Starmer’s Status als Premierminister und Labour-Parteichef schafft eine besondere Dynamik. In unserem System kann ein Premierminister nur regieren, wenn er die Zustimmung der Abgeordneten hat. Dieser Mechanismus führte 2022 zu Johnson’s Rücktritt. Damit bleibt die Frage: Befürworten genug Abgeordnete noch Starmer’s Führungsposition, um eine stabile Regierung zu bilden?

Die offizielle Stellungnahme Starmer’s ist klar: Eine Führungsverhandlung würde die Partei und das Bewegungspolitische aus der Bahn werfen. Doch das Risiko, das eine Verhandlung mit sich bringt, ist nicht zu unterschätzen. Starmer muss zeigen, dass er nicht nur sein Amt retten will, sondern auch, dass die Chaos-Situation, die Labour in den letzten Monaten beschäftigt, nicht allein auf seine Person zurückzuführen ist.

Die Situation ist komplexe. Burnham’s Sieg ist ein starker Zeichen, doch die Kandidatur Starmer’s eröffnet neue Spielräume. Die Abgeordneten, die Burnham unterstützen, könnten den Wandel in der Partei als Chance sehen, um Starmer’s Führungsstil zu hinterfragen. Gleichzeitig braucht Starmer’s Anhänger eine klare Strategie, um die Anwärter zu einer gemeinsamen Position zu bringen.

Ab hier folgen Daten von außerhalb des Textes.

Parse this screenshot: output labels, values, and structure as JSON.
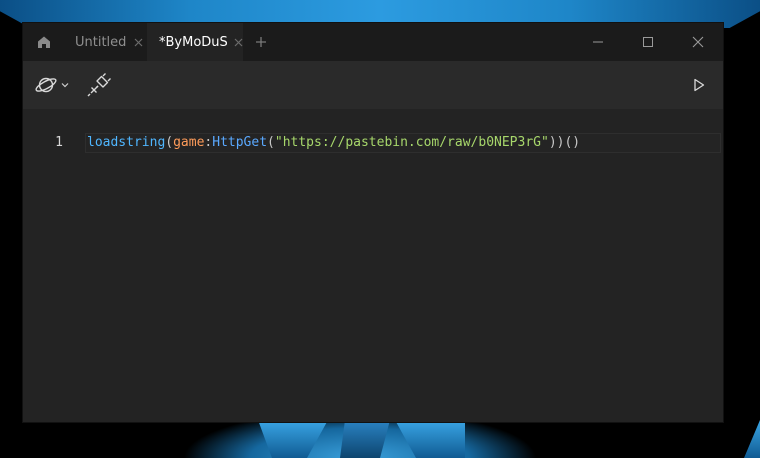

Die Herausforderung der nächsten Tage

Die nächste Woche wird entscheidend sein. Starmer’s Entscheidung, als Kandidat zu bleiben, könnte einen Konsens unter den Abgeordneten brechen oder hingegen eine gemeinsame Aktion fördern. Die Diskussion um Burnham’s Potenzial für die Premierministerposition ist geprägt von der Erwartung, dass der „Kronprinz“ ohne Widerstand gewählt wird. Doch Streeting und andere, die für eine Verhandlung sind, könnten sich gegen eine Einheitswahl stellen.

Die Sorge um Labour’s Stabilität ist real. Eine Führungsverhandlung könnte nicht nur den interne Konflikten Raum geben, sondern auch die Öffentlichkeit von der Partei’s Glaubwürdigkeit befreien. Die politische Landschaft wird in den nächsten Tagen verwirrt, da Abgeordnete zwischen einem schnellen Übergang und einer tiefgreifenden Neustrukturierung wählen müssen. Der Sieg in Makerfield ist ein Schritt, aber das Ziel Downing Street bleibt noch immer in der Luft hängen.

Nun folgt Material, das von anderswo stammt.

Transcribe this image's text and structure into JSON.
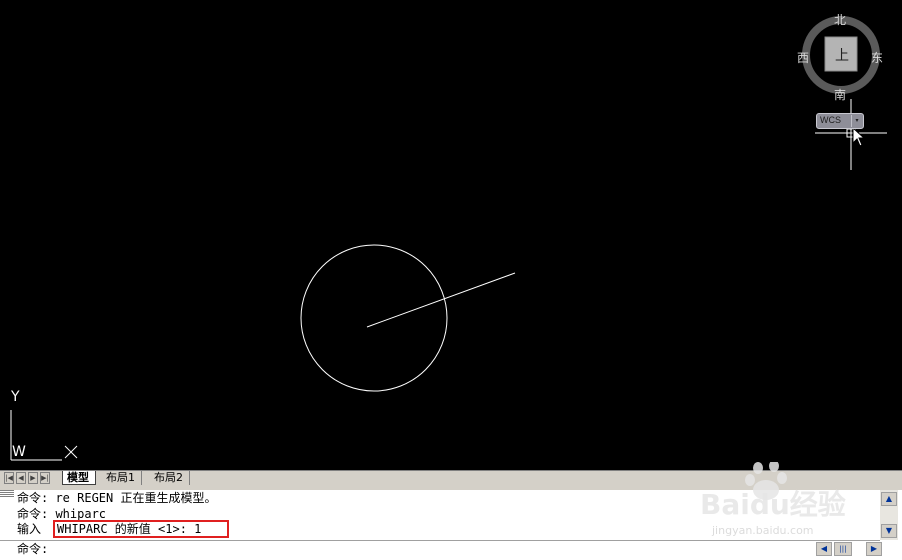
{
  "viewcube": {
    "north": "北",
    "south": "南",
    "east": "东",
    "west": "西",
    "top_face": "上",
    "coord_button": "WCS",
    "coord_dropdown_arrow": "▾"
  },
  "ucs_icon": {
    "y_label": "Y",
    "x_label": "X",
    "w_label": "W"
  },
  "tabs": {
    "nav_first": "|◀",
    "nav_prev": "◀",
    "nav_next": "▶",
    "nav_last": "▶|",
    "items": [
      {
        "label": "模型",
        "active": true
      },
      {
        "label": "布局1",
        "active": false
      },
      {
        "label": "布局2",
        "active": false
      }
    ]
  },
  "command_history": [
    "命令: re REGEN 正在重生成模型。",
    "命令: whiparc",
    "输入 "
  ],
  "command_prompt_value": "WHIPARC 的新值 <1>: 1",
  "command_current": "命令:",
  "watermark": {
    "brand": "Baidu经验",
    "url": "jingyan.baidu.com"
  },
  "colors": {
    "canvas_bg": "#000000",
    "highlight_box": "#e02020"
  }
}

In Gesprächen mit Labour-Mitarbeitern am Mittag heute betonte Starmer, dass eine Führungsverhandlung den inneren Zusammenhalt der Partei untergraben würde. Doch genau das könnte nun passieren, falls Burnham die 81 Abgeordneten gewinnen kann. Die Frage ist, ob Starmer’s Worte nur ein Versuch sind, die Druck zu mildern, oder ob er selbst das Verlangen nach einer Verhandlung zu unterdrücken versucht.

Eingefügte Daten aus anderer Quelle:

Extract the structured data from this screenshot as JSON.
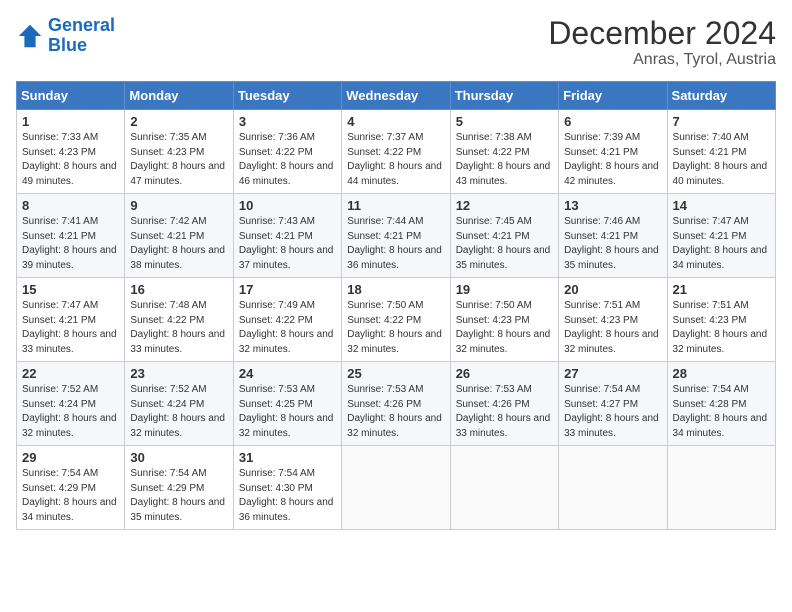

Die Ergebnisse der nächsten Tage werden zeigen, ob Burnham tatsächlich die unangefochtenen Ernennung für die Premierministerposition verdient. Starmer’s Teilnahme an der Verhandlung könnte eine Lösung für den inneren Streit bieten, oder sie könnte die Partei in eine neue Phase des Wettbewerbs schicken. Die Entscheidung wird nicht nur die Zukunft der Labour-Partei bestimmen, sondern auch den politischen Kurs der Regierung in den nächsten Monaten. Die Zeit ist reif für eine klare Antwort auf das, was als nächstes kommen wird.